Berlin and the EU have put forward several proposals for the reorganization of the global financial system, to reaffirm their desire for a position of global leadership. These proposals were formulated at an informal summit of the 27 EU state and government leaders last Friday. They are in line with German concepts and should be supported by all EU-states participating in the World Financial Summit to be held on November 15 in Washington. Germany, France, Great Britain and Italy will be represented. As was announced, Spain and the Netherlands could also be included,. The proposals should become concrete steps. A catalogue of measures should be elaborated within one hundred days, demands German Chancellor Angela Merkel, because we "cannot wait years." "We demand to be heard, and quickly," confirms French President Nicolas Sarkozy: "I am not going to be participating in a summit of polite conversation." After all, "we know where it started."
"Pushy and Rash"
The EU's insisting tone is being attentively registered in the United States, particularly since the EU's proposals are diametrically in contradiction with Washington's interests. Berlin and Brussels are demanding that "No financial institution, no market segment and no jurisdiction must escape proportionate and adequate regulation or at least oversight," Over the past few years, the USA - not least because of cooperation with numerous EU countries including Germany - increased its fortune, thanks to the deregulation of financial markets and is refusing to comply with extensive international rules and regulations. Serious conflicts can be expected. As French President Sarkozy suggests, some US officials, who play down the need for drastic reforms, are making "a tragic mistake". On the other hand, the US press reports that Sarkozy's approach is considered as being "pushy and rash".

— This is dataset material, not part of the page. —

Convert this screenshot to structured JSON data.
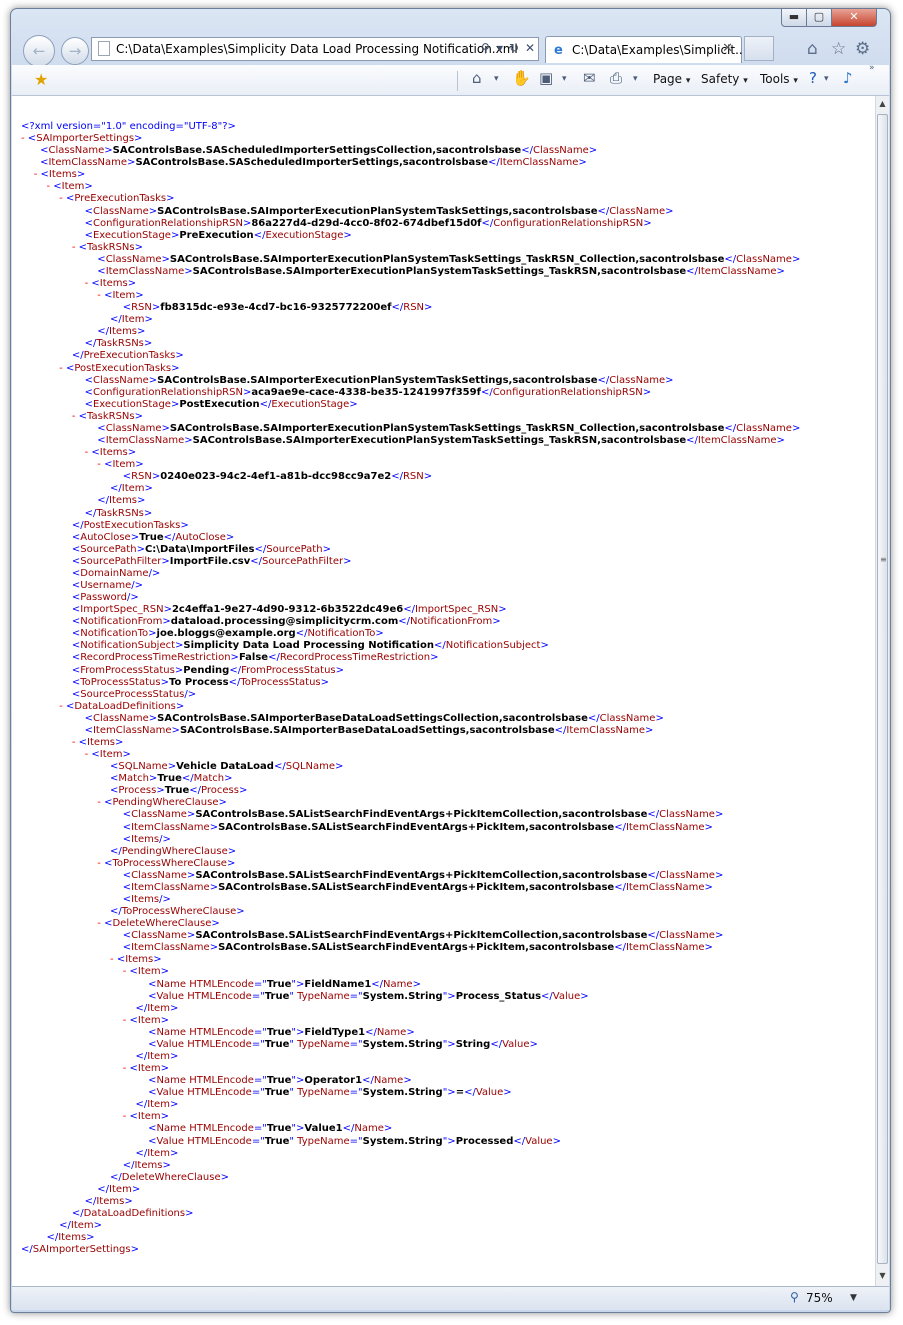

The upgrading of the International Monetary Fund (IMF) to become a kind of global financial services authority could also provoke controversy. This upgrading is being demanded by Brussels, but not supported by Washington. We are "convinced" that there will be "little support" for "empowering an international institution to regulate the entire world's financial markets", one can hear in the US capital. Berlin is proposing a compromise, the "interlocking" between the IMF and the Financial Stability Forum (FSF). The FSF was established on a German-American initiative after the crisis in Asia. After preliminary work by the president of the Bundesbank, Hans Tietmeyer, the G7 established the FSF to monitor the financial markets and warn of impending crises. It is supported by the major Western industrialized nations. Until now, the FSF has not submitted objectionable proposals. And last February, the FSF declared that the global financial crisis does not necessitate the adoption of new global regulations. The "interlocking" between FSF and IMF would further strengthen the West's position in the global financial system in relations to the rest of the world.
The current German-European initiative is also aimed at the dominant position of the US dollar in the global financial system. French President Sarkozy would like to replace the system centered around the dollar. "Times have changed," he explained, "now the Euro and other currencies have a place in world financial exchanges, a new reality that he said should be reflected in the rules." Already before Sarkozy, other heads of states and governments of major non western nations had expressed similar views. "The new financial system should have common sources, based on numerous financial centers and leading currencies," and the dependency on the US dollar has to be reduced, demanded Russian President Medvedev last week. Chinese Prime Minster Wen signaled his support to Medvedev.
But advisors to Berlin's government are still skeptical and see the risk that the German-European offensive to win influence is not unlikely to end in failure. The November 15 World Financial Summit carries "considerable" risks  according to a recent analysis published by the German Institute for International and Security Affairs (SWP). "Because of the diverging interests and the hasty preparations, substantial agreements can hardly be expected." There is a "considerable risk", that the current World Financial Summit will be "akin to the London Monetary and Economic Conference of 1933, one of the greatest failures of economic diplomacy." The parallels are "striking". Agreements on new regulations of the financial market must also be implemented. It is not clear though "how to address the potential undermining of the new regime." In the past, financial markets tended "to return to their normal mode of operation, which is characterized by their greed for short term profit maximization." Over the past few years, both the USA and the EU have weakened the regulations, until they were faced with a crisis and, according to SWP, it will not be different this time."
In the meantime, Berlin is trying to camouflage this German-European offensive for gaining influence as a transatlantic alliance "renewal" proposal. As Foreign Minister Frank-Walter Steinmeier declared, "I think it is long overdue that we renew the relationship between Europe and the United States." Berlin's effort to enhance the German position is disguised as a proposition for the renewal of the alliance and supplemented with numerous public proclamations of sympathy for President-elect Barack Obama suggesting German loyalty, in case Washington grants Berlin greater influence. Berlin is demonstrating its attitude toward presidents, who do not comply, by the way it sees Bush: "Bush has 'flunked'" remarked a German government advisor. It is not known whether he made similar remarks about the former SPD/Green coalition government that was tolerating CIA kidnappings and furnished important support in the war against Iraq.